In pursuit of this question, I have investigated: the cultural factors and social movements that directed the Second Vatican Council in the Roman Catholic Church (1962-65); the demographic factors that explain why American Protestantism has gone from being majority Mainline to majority conservative and evangelical; the role religious competition and marketing played in encouraging the Roman Catholic Church to exponentially increase its granting of marital annulments; and how racialized concerns about “runaway fertility” among Catholic and Jewish immigrants caused many of America’s most prominent religious groups to rather suddenly liberalize on birth control in the early 1930s. Most recently, my interest in religious change has led me to examine the ways in which the structure of American religion has not changed – especially how and why religion remains deeply intertwined with inequality – in the US, but also around the world – and what this means, both theoretically and methodologically.
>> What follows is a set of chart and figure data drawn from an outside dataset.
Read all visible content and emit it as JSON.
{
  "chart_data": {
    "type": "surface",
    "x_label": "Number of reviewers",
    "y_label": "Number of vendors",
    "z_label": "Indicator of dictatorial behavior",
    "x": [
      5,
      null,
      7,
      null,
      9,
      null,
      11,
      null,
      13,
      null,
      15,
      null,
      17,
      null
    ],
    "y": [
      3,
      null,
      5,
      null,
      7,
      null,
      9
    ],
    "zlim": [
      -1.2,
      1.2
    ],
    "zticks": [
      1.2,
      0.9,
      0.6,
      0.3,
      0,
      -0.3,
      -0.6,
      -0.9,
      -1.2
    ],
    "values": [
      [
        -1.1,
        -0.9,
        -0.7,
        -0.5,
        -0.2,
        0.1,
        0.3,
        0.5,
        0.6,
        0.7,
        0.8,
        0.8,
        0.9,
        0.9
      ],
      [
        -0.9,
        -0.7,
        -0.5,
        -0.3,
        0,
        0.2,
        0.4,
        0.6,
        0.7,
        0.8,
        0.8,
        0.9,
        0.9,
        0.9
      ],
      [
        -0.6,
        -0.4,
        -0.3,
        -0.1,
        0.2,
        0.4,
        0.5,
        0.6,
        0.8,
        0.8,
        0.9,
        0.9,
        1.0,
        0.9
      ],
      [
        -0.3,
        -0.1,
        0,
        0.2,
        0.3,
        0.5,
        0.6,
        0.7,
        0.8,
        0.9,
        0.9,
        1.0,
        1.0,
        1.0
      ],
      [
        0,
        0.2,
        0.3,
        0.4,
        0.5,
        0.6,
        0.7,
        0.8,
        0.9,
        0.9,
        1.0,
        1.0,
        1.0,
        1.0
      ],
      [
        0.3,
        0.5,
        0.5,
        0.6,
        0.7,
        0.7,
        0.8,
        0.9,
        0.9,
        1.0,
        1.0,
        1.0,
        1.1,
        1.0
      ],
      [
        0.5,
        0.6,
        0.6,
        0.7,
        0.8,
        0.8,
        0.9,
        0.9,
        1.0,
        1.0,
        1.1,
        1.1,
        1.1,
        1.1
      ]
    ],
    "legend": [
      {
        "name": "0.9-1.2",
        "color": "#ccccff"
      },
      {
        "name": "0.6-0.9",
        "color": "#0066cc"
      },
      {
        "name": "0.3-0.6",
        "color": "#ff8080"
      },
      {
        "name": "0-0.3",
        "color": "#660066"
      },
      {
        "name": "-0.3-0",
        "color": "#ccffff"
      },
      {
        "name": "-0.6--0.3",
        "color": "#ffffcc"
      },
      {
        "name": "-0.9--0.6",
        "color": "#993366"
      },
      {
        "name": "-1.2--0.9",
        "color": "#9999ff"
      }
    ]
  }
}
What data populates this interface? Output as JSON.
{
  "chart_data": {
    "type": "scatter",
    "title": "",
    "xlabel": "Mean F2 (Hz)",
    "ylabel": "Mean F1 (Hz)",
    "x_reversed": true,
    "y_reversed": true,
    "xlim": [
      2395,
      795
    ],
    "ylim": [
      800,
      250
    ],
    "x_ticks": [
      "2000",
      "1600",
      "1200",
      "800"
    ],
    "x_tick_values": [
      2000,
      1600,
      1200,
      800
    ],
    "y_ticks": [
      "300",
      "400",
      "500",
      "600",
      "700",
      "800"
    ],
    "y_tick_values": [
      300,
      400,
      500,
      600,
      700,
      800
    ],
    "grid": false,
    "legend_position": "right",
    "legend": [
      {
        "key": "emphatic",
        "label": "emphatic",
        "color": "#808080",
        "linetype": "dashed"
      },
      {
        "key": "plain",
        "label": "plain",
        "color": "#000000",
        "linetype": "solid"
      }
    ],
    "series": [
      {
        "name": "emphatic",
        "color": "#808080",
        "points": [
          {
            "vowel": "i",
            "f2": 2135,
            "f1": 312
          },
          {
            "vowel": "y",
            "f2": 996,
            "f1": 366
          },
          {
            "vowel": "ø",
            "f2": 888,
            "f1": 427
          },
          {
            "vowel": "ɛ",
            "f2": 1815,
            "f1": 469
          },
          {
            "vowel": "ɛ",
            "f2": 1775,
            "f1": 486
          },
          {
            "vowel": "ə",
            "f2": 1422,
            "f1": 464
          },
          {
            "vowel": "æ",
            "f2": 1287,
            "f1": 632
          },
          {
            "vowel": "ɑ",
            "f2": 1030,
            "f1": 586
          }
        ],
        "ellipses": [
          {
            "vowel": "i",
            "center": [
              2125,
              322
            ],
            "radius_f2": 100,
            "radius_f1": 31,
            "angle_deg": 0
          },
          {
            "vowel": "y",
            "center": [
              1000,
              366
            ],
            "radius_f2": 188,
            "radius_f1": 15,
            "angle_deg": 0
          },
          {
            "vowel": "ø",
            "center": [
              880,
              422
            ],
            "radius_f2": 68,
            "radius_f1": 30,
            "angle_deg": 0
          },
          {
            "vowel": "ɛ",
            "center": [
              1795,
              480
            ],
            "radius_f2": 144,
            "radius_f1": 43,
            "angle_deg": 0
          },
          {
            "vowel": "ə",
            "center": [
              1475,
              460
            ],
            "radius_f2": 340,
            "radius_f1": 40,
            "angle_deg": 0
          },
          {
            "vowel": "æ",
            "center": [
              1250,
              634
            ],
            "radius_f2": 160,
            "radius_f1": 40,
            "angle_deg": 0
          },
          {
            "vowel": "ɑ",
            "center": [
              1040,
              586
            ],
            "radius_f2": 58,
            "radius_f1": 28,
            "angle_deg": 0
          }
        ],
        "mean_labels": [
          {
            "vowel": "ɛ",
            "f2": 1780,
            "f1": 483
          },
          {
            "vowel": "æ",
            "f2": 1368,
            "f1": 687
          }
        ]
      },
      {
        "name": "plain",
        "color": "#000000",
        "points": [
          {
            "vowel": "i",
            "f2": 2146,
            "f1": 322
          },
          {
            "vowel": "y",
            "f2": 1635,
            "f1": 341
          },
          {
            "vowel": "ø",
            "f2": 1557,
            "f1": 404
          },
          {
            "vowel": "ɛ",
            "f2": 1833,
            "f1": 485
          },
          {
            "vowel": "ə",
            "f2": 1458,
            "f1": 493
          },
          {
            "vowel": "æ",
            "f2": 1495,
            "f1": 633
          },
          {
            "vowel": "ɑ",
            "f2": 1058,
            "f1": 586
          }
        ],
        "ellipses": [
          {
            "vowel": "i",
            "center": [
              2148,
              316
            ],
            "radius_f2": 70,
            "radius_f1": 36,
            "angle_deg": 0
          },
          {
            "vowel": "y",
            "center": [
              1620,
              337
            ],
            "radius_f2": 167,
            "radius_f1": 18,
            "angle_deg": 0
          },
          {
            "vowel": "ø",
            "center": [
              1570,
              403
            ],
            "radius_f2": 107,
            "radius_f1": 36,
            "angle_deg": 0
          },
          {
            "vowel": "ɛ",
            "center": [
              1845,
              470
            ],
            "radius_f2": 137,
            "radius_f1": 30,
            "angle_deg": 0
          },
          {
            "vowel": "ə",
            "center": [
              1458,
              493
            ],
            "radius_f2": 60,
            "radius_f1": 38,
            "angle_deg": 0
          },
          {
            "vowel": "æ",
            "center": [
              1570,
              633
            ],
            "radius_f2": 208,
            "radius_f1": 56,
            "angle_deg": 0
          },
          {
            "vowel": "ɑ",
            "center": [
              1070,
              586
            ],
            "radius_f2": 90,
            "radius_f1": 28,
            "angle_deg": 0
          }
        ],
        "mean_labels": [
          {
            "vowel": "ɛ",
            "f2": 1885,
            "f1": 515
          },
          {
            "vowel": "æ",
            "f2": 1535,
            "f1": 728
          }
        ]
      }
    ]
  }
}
I call this line of theoretical and empirical work, “complex religion.”
Examining these various research questions has, more often than not, required gathering my own data – from personal letters and Council votes from the Vatican Secret Archive on the part of 3000 bishops, to more than 10,000 articles from denominational periodicals for more than 30 religious groups over more than 50 years, to, most recently, developing a module for the General Social Survey so that we can better identify and understand Conservative Protestants and their political views. As a result, the research methods I use are varied – requiring everything from careful qualitative analysis of obscure archival sources in foreign languages to advanced statistical analysis of databases that I build myself.